I framed photo after photo of tourists smiling as though their mount of the tank represented some sort of conquest until I had captured every last tourist there. I had become quite popular with the tourists for flattering them in vacation images composed with much creativity and imagination.

When at last I’d snapped every one of my fellow travelers in images I hoped would really capture the spirit of the place, one of them kindly offered to take my photo. I handed him my camera, feeling a little sick.

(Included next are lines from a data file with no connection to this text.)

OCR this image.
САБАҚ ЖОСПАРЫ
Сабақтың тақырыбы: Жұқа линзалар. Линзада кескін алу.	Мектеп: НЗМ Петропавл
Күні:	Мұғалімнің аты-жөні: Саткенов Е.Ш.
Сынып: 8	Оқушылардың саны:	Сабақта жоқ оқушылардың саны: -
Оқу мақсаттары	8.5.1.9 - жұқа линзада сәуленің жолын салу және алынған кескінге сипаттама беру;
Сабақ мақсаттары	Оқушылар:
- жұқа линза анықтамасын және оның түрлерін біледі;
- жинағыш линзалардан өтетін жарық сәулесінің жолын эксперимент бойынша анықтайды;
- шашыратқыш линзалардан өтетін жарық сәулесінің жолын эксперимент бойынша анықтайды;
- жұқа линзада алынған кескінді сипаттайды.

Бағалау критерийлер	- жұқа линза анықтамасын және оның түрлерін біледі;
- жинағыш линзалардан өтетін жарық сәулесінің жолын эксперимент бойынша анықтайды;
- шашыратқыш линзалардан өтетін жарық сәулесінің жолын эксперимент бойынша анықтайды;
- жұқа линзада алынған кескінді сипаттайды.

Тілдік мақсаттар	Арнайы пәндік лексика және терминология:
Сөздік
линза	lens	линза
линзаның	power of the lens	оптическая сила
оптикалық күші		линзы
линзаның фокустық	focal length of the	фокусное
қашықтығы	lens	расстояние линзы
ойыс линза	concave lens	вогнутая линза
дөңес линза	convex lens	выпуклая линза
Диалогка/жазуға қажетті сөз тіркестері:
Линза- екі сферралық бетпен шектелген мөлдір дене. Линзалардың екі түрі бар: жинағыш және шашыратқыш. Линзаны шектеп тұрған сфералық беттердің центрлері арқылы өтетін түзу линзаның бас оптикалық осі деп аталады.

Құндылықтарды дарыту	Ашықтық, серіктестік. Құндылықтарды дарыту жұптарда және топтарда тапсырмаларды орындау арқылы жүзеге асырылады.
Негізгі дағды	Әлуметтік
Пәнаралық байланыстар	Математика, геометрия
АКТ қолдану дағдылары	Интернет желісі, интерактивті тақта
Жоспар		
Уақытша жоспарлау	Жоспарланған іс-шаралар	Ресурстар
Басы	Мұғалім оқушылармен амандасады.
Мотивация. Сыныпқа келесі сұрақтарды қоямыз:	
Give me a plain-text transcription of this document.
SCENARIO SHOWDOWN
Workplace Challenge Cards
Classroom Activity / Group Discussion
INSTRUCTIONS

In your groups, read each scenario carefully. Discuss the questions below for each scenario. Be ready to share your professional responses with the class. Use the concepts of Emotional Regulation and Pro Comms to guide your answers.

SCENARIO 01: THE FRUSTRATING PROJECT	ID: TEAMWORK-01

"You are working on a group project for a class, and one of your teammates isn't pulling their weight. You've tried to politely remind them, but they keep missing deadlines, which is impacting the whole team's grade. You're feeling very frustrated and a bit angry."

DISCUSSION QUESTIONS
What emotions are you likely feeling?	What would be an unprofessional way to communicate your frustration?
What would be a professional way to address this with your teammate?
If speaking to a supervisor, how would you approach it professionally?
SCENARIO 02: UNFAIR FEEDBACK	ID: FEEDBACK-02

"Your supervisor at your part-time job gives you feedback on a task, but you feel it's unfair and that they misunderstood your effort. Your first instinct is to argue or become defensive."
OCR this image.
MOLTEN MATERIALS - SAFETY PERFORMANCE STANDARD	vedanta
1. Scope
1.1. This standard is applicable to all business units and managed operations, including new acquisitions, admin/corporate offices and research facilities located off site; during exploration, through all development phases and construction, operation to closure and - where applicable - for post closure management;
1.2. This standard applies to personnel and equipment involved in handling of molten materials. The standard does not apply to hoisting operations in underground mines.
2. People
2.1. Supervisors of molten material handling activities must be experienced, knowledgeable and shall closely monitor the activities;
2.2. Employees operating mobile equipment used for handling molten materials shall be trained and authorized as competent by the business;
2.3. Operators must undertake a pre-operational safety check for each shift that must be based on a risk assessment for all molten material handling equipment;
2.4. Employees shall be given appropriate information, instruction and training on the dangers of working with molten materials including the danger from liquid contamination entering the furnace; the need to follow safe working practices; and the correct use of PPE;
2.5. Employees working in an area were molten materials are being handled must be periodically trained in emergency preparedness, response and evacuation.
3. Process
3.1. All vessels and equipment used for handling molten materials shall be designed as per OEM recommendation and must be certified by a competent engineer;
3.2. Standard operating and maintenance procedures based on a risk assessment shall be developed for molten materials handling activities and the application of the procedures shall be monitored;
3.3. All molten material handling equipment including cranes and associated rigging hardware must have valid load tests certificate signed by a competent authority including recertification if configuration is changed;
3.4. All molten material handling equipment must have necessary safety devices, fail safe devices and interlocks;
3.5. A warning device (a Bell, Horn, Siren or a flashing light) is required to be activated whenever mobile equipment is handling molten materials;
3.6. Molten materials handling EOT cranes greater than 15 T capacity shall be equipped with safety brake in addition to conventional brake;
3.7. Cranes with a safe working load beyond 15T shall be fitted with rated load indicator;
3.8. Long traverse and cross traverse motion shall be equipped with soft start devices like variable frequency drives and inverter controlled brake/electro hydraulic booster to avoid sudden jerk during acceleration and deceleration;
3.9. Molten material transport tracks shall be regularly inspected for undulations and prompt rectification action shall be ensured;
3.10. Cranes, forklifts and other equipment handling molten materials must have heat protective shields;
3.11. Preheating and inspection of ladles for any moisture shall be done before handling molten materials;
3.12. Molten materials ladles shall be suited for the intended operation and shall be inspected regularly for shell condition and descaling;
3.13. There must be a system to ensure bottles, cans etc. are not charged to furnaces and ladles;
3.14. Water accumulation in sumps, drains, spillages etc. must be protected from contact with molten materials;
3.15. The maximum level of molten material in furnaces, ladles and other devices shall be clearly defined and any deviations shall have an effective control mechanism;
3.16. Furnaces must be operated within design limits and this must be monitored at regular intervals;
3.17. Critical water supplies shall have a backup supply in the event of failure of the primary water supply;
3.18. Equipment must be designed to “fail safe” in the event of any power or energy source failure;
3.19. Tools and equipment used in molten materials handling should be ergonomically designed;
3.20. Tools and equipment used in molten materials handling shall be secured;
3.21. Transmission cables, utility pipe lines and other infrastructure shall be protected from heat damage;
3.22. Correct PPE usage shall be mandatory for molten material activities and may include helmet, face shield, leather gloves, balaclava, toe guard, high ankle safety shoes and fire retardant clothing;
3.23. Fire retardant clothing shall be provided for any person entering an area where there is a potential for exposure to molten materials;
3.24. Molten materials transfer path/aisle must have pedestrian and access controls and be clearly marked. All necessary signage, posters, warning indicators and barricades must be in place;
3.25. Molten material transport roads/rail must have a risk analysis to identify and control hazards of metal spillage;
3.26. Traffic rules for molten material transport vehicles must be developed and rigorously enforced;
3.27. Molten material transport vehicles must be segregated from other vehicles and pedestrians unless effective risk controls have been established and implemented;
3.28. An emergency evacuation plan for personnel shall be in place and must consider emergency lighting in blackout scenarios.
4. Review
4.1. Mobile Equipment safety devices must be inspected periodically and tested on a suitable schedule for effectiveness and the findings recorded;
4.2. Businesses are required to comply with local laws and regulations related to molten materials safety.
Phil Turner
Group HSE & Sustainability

As you know, I try not to be a hypocrite. If all that smiling in that place had sickened me, I should have covered my face with grime and sweat, thrown on a pith helmet taken from one of the nearby dummies, grabbed a gun from the firing range where you can shoot a Kalashnikoff for a dollar a round, stolen a cigarette from my guide and dangled it from my lips. But we had run out of time for dressing me up in period touches. So in my photo I am a merely a grim civilian who appears not to be having a very good time in Vietnam, maybe for feeling the weight of a responsibility. Not so grim as to appear as though I’d just witnessed my best buddy shot through by one of the milling tourists or my home with my children sleeping in it blasted to smithereens by a shell from the tank. But grim enough to satisfy me.

Anyway …

Vietnam was your war. Maybe it’s just as well I failed to dress up in the way I wanted to at the time. You would have regarded the photo as a maudlin tribute in which I pretend at knowing anything of the horror you experienced there. I bring all this up only because I was reminded of the tank today at a moment I caught myself smiling at the scene of a little tragedy I’ll tell you about someday when we meet, perhaps at a holiday party or other soiree, in the unlikely event we are both mistakenly invited.

The children at our school would be fascinated to learn that we once prosecuted war with methods so primitive and barbaric as to bring its combatants so near to one another, if any of our generation dared to show it to them.

They might also find it quaint. I’ll ask one of them.